Küçük Tarım İşçileri

Fikir Yazıları - CEMİLE MUSLU

Küçük Tarım İşçileri

İnsanlığın küçük biçimleri olarak görülen ve geleceklerine yön verdiğimiz bu küçükler, yaşıtları ile aynı yaşantıları sürmüyorlar ne yazık ki!

Mevsimlik tarım işçilerinin yolculuğu ilkbahar aylarının ortalarında başlayıp Ekim ayının başlarına doğru uzanan bir serüven. İlk ile sonun arasında geçen o zaman diliminde aileleri ile o yolculuğa çıkan çocuklar.

Eğitim öğretimlerinin genelde son ve ilk aylarını bu yolculuk uğruna kaybeden bu çocuklar ya aileleri birlikte tarım alanlarında çalışıp ailelerine destek veriyorlar ya da çadırlarda temizlik, kardeş bakımı gibi sorumlulukları üstlenerek hızlıca büyüyorlar.

Çağın en büyük sorunlarından olan çocuk işçiliğinin en trajik boyutunu da bu sözünü ettiğimiz çocuklar yaşıyorlar.

Beslenme, korunma, barınma ve sağlık koşullarının hiçe sayıldığı bu yaşam içinde, sizleri gözlerindeki heyecan ile öyle sıcak karşılıyorlar ki bu çocuklar, bir umut ışıldıyor yüzlerinde, çarenin ve çaresizliğin bir arada yaşandığı hüzünlü bir umut.
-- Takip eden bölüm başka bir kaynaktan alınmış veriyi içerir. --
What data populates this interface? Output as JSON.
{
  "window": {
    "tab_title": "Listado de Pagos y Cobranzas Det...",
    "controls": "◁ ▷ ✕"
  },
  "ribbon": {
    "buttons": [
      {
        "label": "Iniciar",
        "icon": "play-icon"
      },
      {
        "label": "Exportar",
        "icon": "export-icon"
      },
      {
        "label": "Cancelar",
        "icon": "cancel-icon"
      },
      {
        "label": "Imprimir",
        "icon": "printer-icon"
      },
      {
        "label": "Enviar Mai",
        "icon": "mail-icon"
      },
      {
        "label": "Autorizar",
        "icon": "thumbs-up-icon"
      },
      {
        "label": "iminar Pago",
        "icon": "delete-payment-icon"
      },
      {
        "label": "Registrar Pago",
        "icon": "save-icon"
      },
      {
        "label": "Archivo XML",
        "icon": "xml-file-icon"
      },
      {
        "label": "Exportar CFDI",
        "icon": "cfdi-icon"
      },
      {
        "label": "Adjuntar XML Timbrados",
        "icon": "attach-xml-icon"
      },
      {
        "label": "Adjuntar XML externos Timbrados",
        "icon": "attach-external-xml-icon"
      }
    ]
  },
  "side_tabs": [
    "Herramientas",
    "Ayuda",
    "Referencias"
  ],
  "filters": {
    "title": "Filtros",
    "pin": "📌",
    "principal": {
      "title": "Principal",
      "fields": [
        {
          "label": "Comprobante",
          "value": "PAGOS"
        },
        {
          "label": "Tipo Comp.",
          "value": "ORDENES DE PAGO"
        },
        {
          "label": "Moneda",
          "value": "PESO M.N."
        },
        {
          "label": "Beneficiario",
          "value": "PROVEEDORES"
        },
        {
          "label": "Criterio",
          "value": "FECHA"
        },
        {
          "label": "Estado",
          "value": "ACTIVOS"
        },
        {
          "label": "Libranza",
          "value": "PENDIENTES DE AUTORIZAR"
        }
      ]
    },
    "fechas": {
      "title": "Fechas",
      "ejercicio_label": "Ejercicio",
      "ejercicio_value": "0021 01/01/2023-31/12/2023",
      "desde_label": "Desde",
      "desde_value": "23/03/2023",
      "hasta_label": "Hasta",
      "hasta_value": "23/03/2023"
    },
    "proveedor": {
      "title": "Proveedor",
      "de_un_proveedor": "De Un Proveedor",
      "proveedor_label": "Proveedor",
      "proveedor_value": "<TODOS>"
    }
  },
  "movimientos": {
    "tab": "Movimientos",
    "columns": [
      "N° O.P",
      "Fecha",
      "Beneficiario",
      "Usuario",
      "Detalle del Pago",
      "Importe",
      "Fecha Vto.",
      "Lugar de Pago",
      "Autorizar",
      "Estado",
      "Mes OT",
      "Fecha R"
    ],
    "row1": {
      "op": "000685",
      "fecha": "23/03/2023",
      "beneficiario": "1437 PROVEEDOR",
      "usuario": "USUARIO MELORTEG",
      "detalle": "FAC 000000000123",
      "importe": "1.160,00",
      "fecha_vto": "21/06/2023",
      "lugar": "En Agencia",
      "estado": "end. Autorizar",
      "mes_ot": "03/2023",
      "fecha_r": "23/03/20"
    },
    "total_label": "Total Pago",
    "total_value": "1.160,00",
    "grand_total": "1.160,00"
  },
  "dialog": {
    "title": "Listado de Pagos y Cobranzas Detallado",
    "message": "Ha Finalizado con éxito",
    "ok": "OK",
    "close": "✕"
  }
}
Nereden başlansa yarım, nereden tutsalar ellerinde kalıyor, olumsuzluklar dolu bir hayatın içinde var olma çabasındalar. Çokça hayalleri var bu çocukların, aralarında okul öncesi yaş grubu olanda var, üniversite harcını, yurt parasını kazanmak için gelen de. Üniversiteli gençlerin de olduğu bu kitle içinde hayaller çadırların muşambalarına karışıyor. Öğretmen, doktor, avukat olmak gibi bir sürü hayalden bahsediyorlar, ne kadarının gerçek olacağını onlarda bilmiyorlar. Durup yaşamı bir derin iç çekiş ile soluduktan sonra kaleme değiyor ellerim. Neresinden başlasam bu hikayenin diye... Bir yanda çalışmak zorunda oluşları, bir yanda hayalleri. Emek ve hayal arasında bir yolculuk. Sonra yine kendi gerçeklerine gömülüp kayboluyorlar. Hikayelerini dinlediğinizde daha bir derinden etkileniyorsunuz. Küçük bir kız çocuğunun deftere resim çizmesi, okumayı yeni öğrenmiş ama okula gidemeyen Ali’nin sözleri, üniversite hayali kuran lise çağındaki kızımızın ümitleri... Hepsini dinlemek, farklı bir pencereden görmek... Evet böyle bir gerçek var.

Biz toplum olarak neresindeyiz bu kayboluş hikayesinin? Tepeden vuran güneş, toprağın karnını deşen küçük ellere vurduğunda, emeklerin daha 11 yaşında kazanıldığı bu yarışta, hangisi daha çocuk? Orada, uzaktaki hiç gitmediğimiz köyün çocukları bunlar. Hayalleri güneşin altında kavrulan çocuklar... Emeğin hayallere baskın geldiği bu yaşam yolundaki çocuklar, gelecekteki kimliklerini şekillendiren bu realite karşısında hayallerine sarılıyorlar. Bir tarafta birçok eğitim olanağından yararlanabilen çocuklar; diğer tarafta atasının, büyüğünün bu yolculuğunu kaderi görüp kaderine boyun eğen çocuklar... İki ayrı kimlik gibi ama aslında ikisi de aynı çocuk. Sorduğunda sizlere ben çocuk değilim diyecek kadar olgun duran bu dezavantajlı yürekler, akranlarının sahip oldukları olanakların hayallerini kuruyorlar. Eğitim toplumu şekillendiren en büyük fırsat ise bu hayalleri çadırlarda gizli çocuklarımızı hayallerine kavuşturmanın yollarını aramalıyız. Sesleri uçsuz bucaksız tarlalarda, bahçelerde duyulmayan bu çocukların sesi olmak için fırsatlar yaratmalıyız.

Bizlerin yapabileceği şeyler olmalı. Yarayı yara bandı ile kapatmalı, o yaraya merhem olup iyileştirmek adına bir şeyler yapmalıyız.